Все кончено. Суд завершился, и я снова в Тауэре, который совсем недавно был моим дворцом, а теперь стал моей тюрьмой. Я сижу на своей постели, судорожно вцепившись пальцами в расшитое шерстяное покрывало. Зажженный огонь весело потрескивает в очаге, но меня бьет дрожь. Теперь я осуждена как изменница, и в ушах у меня не перестают звучать громогласные слова лорд—председателя, приговаривающего меня к сожжению на костре или отсечению головы – на выбор королевы.

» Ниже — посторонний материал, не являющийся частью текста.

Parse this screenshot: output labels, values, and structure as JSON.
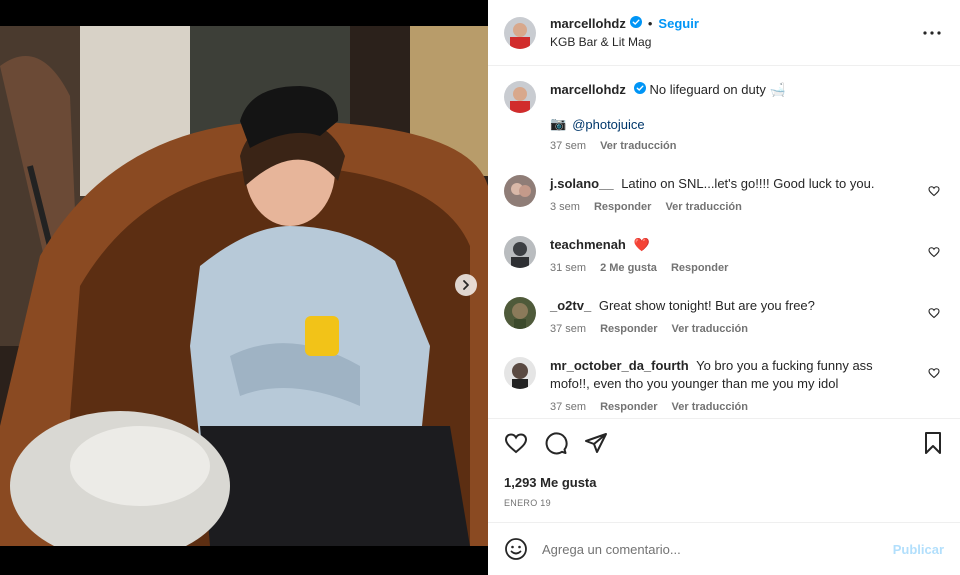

Эти жуткие слова, которые любой выслушал бы с содроганием, особо страшны для меня, проведшей на этой земле всего шестнадцать лет. Я должна умереть, только начав жить. Но как бы это ни было страшно, меня пугает не сама смерть, а вид казни. Я вдруг с ужасом замечаю пляшущие в камине языки пламени, чувствую, как затылок покрывается гусиной кожей, и мне становится дурно от обычно приятного запаха древесного дыма. Я готова закричать. Я мечусь от горя, снова и снова слыша эти слова, и не могу поверить, что они и впрямь были сказаны мне.
Не моя воля, но Твоя, Господи. И воля королевы, конечно.
Я с готовностью признаю, что совершила преступление и заслуживаю смерти за свой поступок, но то, что на него меня толкнули мое сердце и воля, я стану отрицать до последнего вздоха. До моего последнего вздоха. О Боже!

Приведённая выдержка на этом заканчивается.